Ага! Мне пришла в голову одна великолепная идея! А что, если я приеду к тебе в ноябре, побуду с тобой две-три недели, а когда наша компания оставит Памплону и тронется в путь, я присоединюсь к ним уже в Барселоне и сяду вместе с ними на корабль. Как ты думаешь — так пойдет? По мне, это очень даже неплохая мысль, наверно, я так и поступлю. Только сперва надо посоветоваться с отцом и Филиппом, а еще с Гастоном — может быть, он согласится поехать со мной.
А впрочем, нет, навряд ли он согласится. У него свои заботы, он, к твоему сведению, тоже влюбился — правда, не в княжну Елену, а в графство Иверо, наследницей которого она стала после смерти своего брата. Только об этом — ни слова, ни полслова, Амелина. Никому, даже матушке. Дело в том, что твой брат (и это серьезно!) хочет развестись с Клотильдой, чтобы жениться на княжне Иверо. Без шуток! И Филипп (надо же!) намерен поддержать его. Он пообещал Гастону, что уговорит нашего архиепископа найти какой-нибудь формальный повод для расторжения брака. Только молчи, заклинаю тебя. Я украдкой подслушал их разговор, они не знают, что я что-то знаю об их планах. А когда я рассказал о подслушанном разговоре Эрнану, он сказал мне, что нечего тут удивляться. Филипп, мол, положил глаз на Наварру, собирается в будущем присоединить ее к Галлии, сохранив, впрочем, за Маргаритой титул королевы, так что твой брат, как граф Иверийский, будет ему на руку в этой его затее.

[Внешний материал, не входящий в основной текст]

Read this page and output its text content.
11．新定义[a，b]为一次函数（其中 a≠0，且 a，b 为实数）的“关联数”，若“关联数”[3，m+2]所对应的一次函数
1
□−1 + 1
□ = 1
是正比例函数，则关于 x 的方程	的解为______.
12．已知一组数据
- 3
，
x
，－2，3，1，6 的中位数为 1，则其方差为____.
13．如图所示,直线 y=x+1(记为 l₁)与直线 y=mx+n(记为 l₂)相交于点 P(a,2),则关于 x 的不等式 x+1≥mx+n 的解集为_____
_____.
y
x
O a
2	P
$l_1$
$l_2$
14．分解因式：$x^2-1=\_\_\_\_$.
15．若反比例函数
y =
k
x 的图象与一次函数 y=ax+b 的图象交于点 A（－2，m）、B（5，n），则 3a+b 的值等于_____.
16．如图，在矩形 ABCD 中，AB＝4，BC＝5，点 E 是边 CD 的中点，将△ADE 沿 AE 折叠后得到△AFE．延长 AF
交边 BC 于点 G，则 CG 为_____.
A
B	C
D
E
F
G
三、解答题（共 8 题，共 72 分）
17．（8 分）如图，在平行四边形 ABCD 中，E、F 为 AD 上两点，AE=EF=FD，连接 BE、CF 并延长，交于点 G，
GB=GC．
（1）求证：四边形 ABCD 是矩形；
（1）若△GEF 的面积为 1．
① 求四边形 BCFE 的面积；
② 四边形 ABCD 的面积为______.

Скажу тебе откровенно, Амелина: у Филиппа непомерный аппетит к власти, гляди еще подавится. Небось, хочет прослыть вторым Филиппом Воителем, но, по-моему, он так и останется Красавчиком. Однако Эрнан со мной не согласен, он говорит, что Филипп прав, что все земли, где люди разговаривают по-галльски и по-французски, должны войти в состав Галлии, Великой Галлии. Не знаю, быть может, это и так, Эрнану виднее — я же в политике ничего не смыслю и ею не интересуюсь.
Вот, пожалуй, и все, Амелинка. Я закругляюсь. Надо успеть отдать письмо гонцу, который отправляется в Тараскон с распоряжениями Филиппа — так будет намного быстрее, чем посылать его с обычным почтовым курьером. А если я и забыл тебе что-то написать, то напишу об этом в следующий раз, и очень скоро.
Целую тебя, любимая, поцелуй от меня маму, нашего маленького сыночка, мою сестренку, обоих братиков — я всех вас очень люблю. Но тебя особенно — поэтому еще раз целую.
Твой Симон.
P. S. Амелина, негодница! Я уже собирался отдать письмо гонцу, как тут явился Гастон и, так противно ухмыляясь, сообщил, что с этим же гонцом Филипп шлет тебе подарок — несколько прозрачных ночных рубашек. Ах, ты бесстыжая! А Филипп — нахал, каких мало. Постыдились бы оба, бессовестные!»